Guy's employer, Software AG, has an unusual distinction: it has been in the business of providing integration software for a shade over 50 years. Few software companies last that long without looking to be acquired.
Guy pointed to the example of Dollar Shave Club — since acquired by Unilever — which was offering razors direct for as little as US$1 a month. "Even Lego are considering offering a rental service for its toy bricks," he added.
He predicted that successful retailers would build ecosystems by speeding up the use of value-adding partners who could supplement their products with a unique service. They would then add new channels for selling their products.
"Technology will sit at the top table organisation-wise in the New Year, after years of underestimating the importance of IT in enabling new digital business models," Guy predicted.
"Technology leadership will start to bring innovation to the rest of the business, as visionary CIOs contribute new ideas. Retailers will need a flexible IT architecture and approach to support this."

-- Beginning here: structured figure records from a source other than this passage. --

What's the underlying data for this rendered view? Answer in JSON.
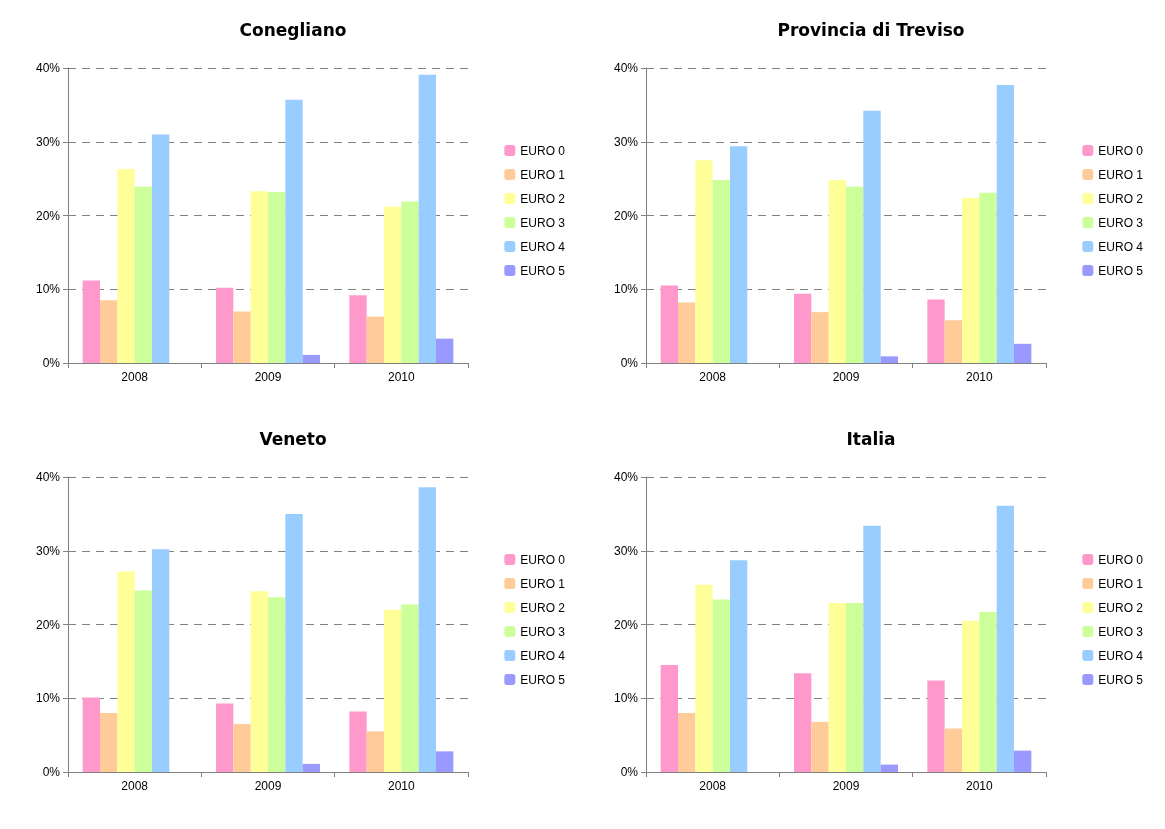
{
  "chart_data": [
    {
      "type": "bar",
      "title": "Conegliano",
      "categories": [
        "2008",
        "2009",
        "2010"
      ],
      "ylim": [
        0,
        40
      ],
      "yticks": [
        {
          "value": 0,
          "label": "0%"
        },
        {
          "value": 10,
          "label": "10%"
        },
        {
          "value": 20,
          "label": "20%"
        },
        {
          "value": 30,
          "label": "30%"
        },
        {
          "value": 40,
          "label": "40%"
        }
      ],
      "grid": "y",
      "legend": "right",
      "series": [
        {
          "name": "EURO 0",
          "color": "#ff99cc",
          "values": [
            11.2,
            10.2,
            9.2
          ]
        },
        {
          "name": "EURO 1",
          "color": "#ffcc99",
          "values": [
            8.5,
            7.0,
            6.3
          ]
        },
        {
          "name": "EURO 2",
          "color": "#ffff99",
          "values": [
            26.3,
            23.3,
            21.2
          ]
        },
        {
          "name": "EURO 3",
          "color": "#ccff99",
          "values": [
            23.9,
            23.2,
            21.9
          ]
        },
        {
          "name": "EURO 4",
          "color": "#99ccff",
          "values": [
            31.0,
            35.7,
            39.1
          ]
        },
        {
          "name": "EURO 5",
          "color": "#9999ff",
          "values": [
            0,
            1.1,
            3.3
          ]
        }
      ]
    },
    {
      "type": "bar",
      "title": "Provincia di Treviso",
      "categories": [
        "2008",
        "2009",
        "2010"
      ],
      "ylim": [
        0,
        40
      ],
      "yticks": [
        {
          "value": 0,
          "label": "0%"
        },
        {
          "value": 10,
          "label": "10%"
        },
        {
          "value": 20,
          "label": "20%"
        },
        {
          "value": 30,
          "label": "30%"
        },
        {
          "value": 40,
          "label": "40%"
        }
      ],
      "grid": "y",
      "legend": "right",
      "series": [
        {
          "name": "EURO 0",
          "color": "#ff99cc",
          "values": [
            10.5,
            9.4,
            8.6
          ]
        },
        {
          "name": "EURO 1",
          "color": "#ffcc99",
          "values": [
            8.2,
            6.9,
            5.8
          ]
        },
        {
          "name": "EURO 2",
          "color": "#ffff99",
          "values": [
            27.5,
            24.8,
            22.4
          ]
        },
        {
          "name": "EURO 3",
          "color": "#ccff99",
          "values": [
            24.8,
            23.9,
            23.1
          ]
        },
        {
          "name": "EURO 4",
          "color": "#99ccff",
          "values": [
            29.4,
            34.2,
            37.7
          ]
        },
        {
          "name": "EURO 5",
          "color": "#9999ff",
          "values": [
            0,
            0.9,
            2.6
          ]
        }
      ]
    },
    {
      "type": "bar",
      "title": "Veneto",
      "categories": [
        "2008",
        "2009",
        "2010"
      ],
      "ylim": [
        0,
        40
      ],
      "yticks": [
        {
          "value": 0,
          "label": "0%"
        },
        {
          "value": 10,
          "label": "10%"
        },
        {
          "value": 20,
          "label": "20%"
        },
        {
          "value": 30,
          "label": "30%"
        },
        {
          "value": 40,
          "label": "40%"
        }
      ],
      "grid": "y",
      "legend": "right",
      "series": [
        {
          "name": "EURO 0",
          "color": "#ff99cc",
          "values": [
            10.1,
            9.3,
            8.2
          ]
        },
        {
          "name": "EURO 1",
          "color": "#ffcc99",
          "values": [
            8.0,
            6.5,
            5.5
          ]
        },
        {
          "name": "EURO 2",
          "color": "#ffff99",
          "values": [
            27.2,
            24.5,
            22.0
          ]
        },
        {
          "name": "EURO 3",
          "color": "#ccff99",
          "values": [
            24.6,
            23.7,
            22.7
          ]
        },
        {
          "name": "EURO 4",
          "color": "#99ccff",
          "values": [
            30.2,
            35.0,
            38.6
          ]
        },
        {
          "name": "EURO 5",
          "color": "#9999ff",
          "values": [
            0,
            1.1,
            2.8
          ]
        }
      ]
    },
    {
      "type": "bar",
      "title": "Italia",
      "categories": [
        "2008",
        "2009",
        "2010"
      ],
      "ylim": [
        0,
        40
      ],
      "yticks": [
        {
          "value": 0,
          "label": "0%"
        },
        {
          "value": 10,
          "label": "10%"
        },
        {
          "value": 20,
          "label": "20%"
        },
        {
          "value": 30,
          "label": "30%"
        },
        {
          "value": 40,
          "label": "40%"
        }
      ],
      "grid": "y",
      "legend": "right",
      "series": [
        {
          "name": "EURO 0",
          "color": "#ff99cc",
          "values": [
            14.5,
            13.4,
            12.4
          ]
        },
        {
          "name": "EURO 1",
          "color": "#ffcc99",
          "values": [
            8.0,
            6.8,
            5.9
          ]
        },
        {
          "name": "EURO 2",
          "color": "#ffff99",
          "values": [
            25.4,
            22.9,
            20.5
          ]
        },
        {
          "name": "EURO 3",
          "color": "#ccff99",
          "values": [
            23.4,
            22.9,
            21.7
          ]
        },
        {
          "name": "EURO 4",
          "color": "#99ccff",
          "values": [
            28.7,
            33.4,
            36.1
          ]
        },
        {
          "name": "EURO 5",
          "color": "#9999ff",
          "values": [
            0,
            1.0,
            2.9
          ]
        }
      ]
    }
  ]
}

His final prediction was that environmental responsibility would serve as a point of difference for retailers.
"An increased focus on the environment informs consumer choices and retailers will respond accordingly. Amazon has ordered an electric fleet of vehicles in response to concerns over its supply chain’s carbon footprint," he pointed out.
"We have seen retailers discontinue plastic cotton wool buds and plastic straws due to concerns about littering the ocean. Smart retailers will see technology as a tool to help. This could be either an IoT or real-time AI response to supply chain issues, improving data visibility that drives decisions or using process mining to understand and eliminate delays that have an adverse environmental impact."